CFLs: an efficient but imperfect bridge
Compact fluorescent lamps, or CFLs, were the first widely marketed alternative — those spiral-shaped bulbs that became common in the 2000s and 2010s. They use considerably less electricity than incandescent bulbs to produce the same amount of light, which made them attractive during the years before LEDs became affordable. But CFLs came with real drawbacks. Many take a few seconds to a minute to reach full brightness after being switched on, which some people found annoying. Light quality and color rendering varied a lot between brands and models. And CFLs contain a small amount of mercury sealed inside the tube — not dangerous in normal use, but it means a burned-out CFL shouldn't just go in the household trash. Many hardware stores and municipal programs accept them for proper recycling, and it's worth handling a broken CFL carefully and ventilating the room rather than vacuuming up the pieces.
LEDs: the current mainstream option
Light-emitting diodes work on a completely different principle than incandescent or fluorescent bulbs — they produce light directly through a semiconductor, with very little wasted as heat. That makes them dramatically more efficient than incandescent bulbs and generally more efficient than CFLs too. LEDs also reach full brightness essentially instantly, unlike the warm-up period some CFLs need, and they typically last far longer than either older technology — many household LED bulbs are rated for well over a decade of typical use before dimming or failing. When LEDs first arrived, they were expensive relative to older bulbs, but prices have dropped substantially, and for most household sockets an LED replacement now costs about the same as an incandescent or CFL bulb did in the past.
Why watts stopped being a useful comparison
For most of the twentieth century, "watts" doubled as a rough stand-in for brightness, because incandescent bulbs all worked the same way — more wattage meant a hotter filament, which meant more light, in a fairly predictable ratio. That shortcut breaks down once you're comparing different technologies. A CFL or LED can produce the same amount of light as a 60-watt incandescent bulb while drawing only a fraction of the wattage, which is the entire point of the newer technology. If you shop by watts alone, an efficient bulb will look deceptively "dim" on paper compared to what it actually produces.
Lumens: the number that actually measures brightness
Lumens measure the actual amount of visible light a bulb produces, regardless of the technology inside it or how much electricity it uses to get there. This is the number to compare when you're choosing a replacement bulb, especially when switching between technologies or shopping by brand. Most LED and CFL packaging now lists lumens prominently, often alongside a "replaces a 60-watt bulb" type of comparison to ease the transition for shoppers used to thinking in watts. As a rough anchor, a bulb that used to be sold as a 60-watt incandescent produces around 800 lumens, and a former 100-watt incandescent produces around 1,600 lumens — so when comparing LED options, matching the lumen figure gets you a bulb that will feel similarly bright in the same fixture.
Choosing between what's on the shelf today
In practice, most homeowners today are choosing an LED bulb by default, since incandescent options have largely disappeared from stores and CFLs have lost most of their price advantage.
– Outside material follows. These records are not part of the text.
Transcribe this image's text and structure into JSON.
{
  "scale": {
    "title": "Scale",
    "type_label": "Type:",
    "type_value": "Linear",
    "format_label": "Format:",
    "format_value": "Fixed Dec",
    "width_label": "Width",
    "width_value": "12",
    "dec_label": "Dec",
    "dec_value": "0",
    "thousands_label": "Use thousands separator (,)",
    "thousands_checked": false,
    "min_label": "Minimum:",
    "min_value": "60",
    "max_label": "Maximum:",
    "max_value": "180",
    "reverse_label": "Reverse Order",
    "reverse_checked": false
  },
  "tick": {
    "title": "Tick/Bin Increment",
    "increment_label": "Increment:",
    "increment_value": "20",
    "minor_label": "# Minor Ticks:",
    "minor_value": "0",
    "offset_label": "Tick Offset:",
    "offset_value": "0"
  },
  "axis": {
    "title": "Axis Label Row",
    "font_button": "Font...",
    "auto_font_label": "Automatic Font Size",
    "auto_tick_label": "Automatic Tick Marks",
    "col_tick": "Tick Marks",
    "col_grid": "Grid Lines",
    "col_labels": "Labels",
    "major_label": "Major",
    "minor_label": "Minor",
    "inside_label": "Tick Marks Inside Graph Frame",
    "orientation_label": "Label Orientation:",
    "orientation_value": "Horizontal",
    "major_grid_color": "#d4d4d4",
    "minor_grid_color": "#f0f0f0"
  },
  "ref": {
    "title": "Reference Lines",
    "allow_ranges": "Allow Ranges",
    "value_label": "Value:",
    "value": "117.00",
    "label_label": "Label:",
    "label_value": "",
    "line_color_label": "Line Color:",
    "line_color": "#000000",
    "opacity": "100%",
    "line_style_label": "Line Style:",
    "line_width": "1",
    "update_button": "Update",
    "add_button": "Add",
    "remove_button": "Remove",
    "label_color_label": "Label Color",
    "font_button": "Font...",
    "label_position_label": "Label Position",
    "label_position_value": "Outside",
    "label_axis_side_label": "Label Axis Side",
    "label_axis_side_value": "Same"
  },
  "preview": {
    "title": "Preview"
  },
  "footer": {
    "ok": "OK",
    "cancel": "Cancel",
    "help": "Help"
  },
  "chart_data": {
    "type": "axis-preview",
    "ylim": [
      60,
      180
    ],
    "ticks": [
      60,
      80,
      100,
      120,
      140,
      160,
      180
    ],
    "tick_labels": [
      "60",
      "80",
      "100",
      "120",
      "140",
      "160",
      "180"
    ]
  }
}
The remaining decisions are usually about lumens (brightness), color temperature, and whether a fixture needs a dimmable bulb. Color temperature, measured in Kelvin, is worth checking alongside lumens: a lower number, generally in the 2700K to 3000K range, produces the warm, slightly yellow-white light that resembles a traditional incandescent bulb and suits living rooms and bedrooms, while higher numbers, often 4000K to 5000K or above, produce a whiter or bluish-white light often preferred in kitchens, garages, or workspaces. Unlike incandescent bulbs, which only really came in one warm color, LEDs are sold across the whole range, so it's worth reading the Kelvin number on the box rather than assuming every "bright white" LED will match the light you're used to in a given room. None of this requires touching any wiring — it's simply a matter of reading the packaging carefully and matching the new bulb's specifications to what the fixture and the room actually need. If you're replacing several bulbs in the same room at once, buying them from the same product line also helps keep the color temperature consistent from fixture to fixture, which makes a noticeable difference in how a room actually looks once the lights are on.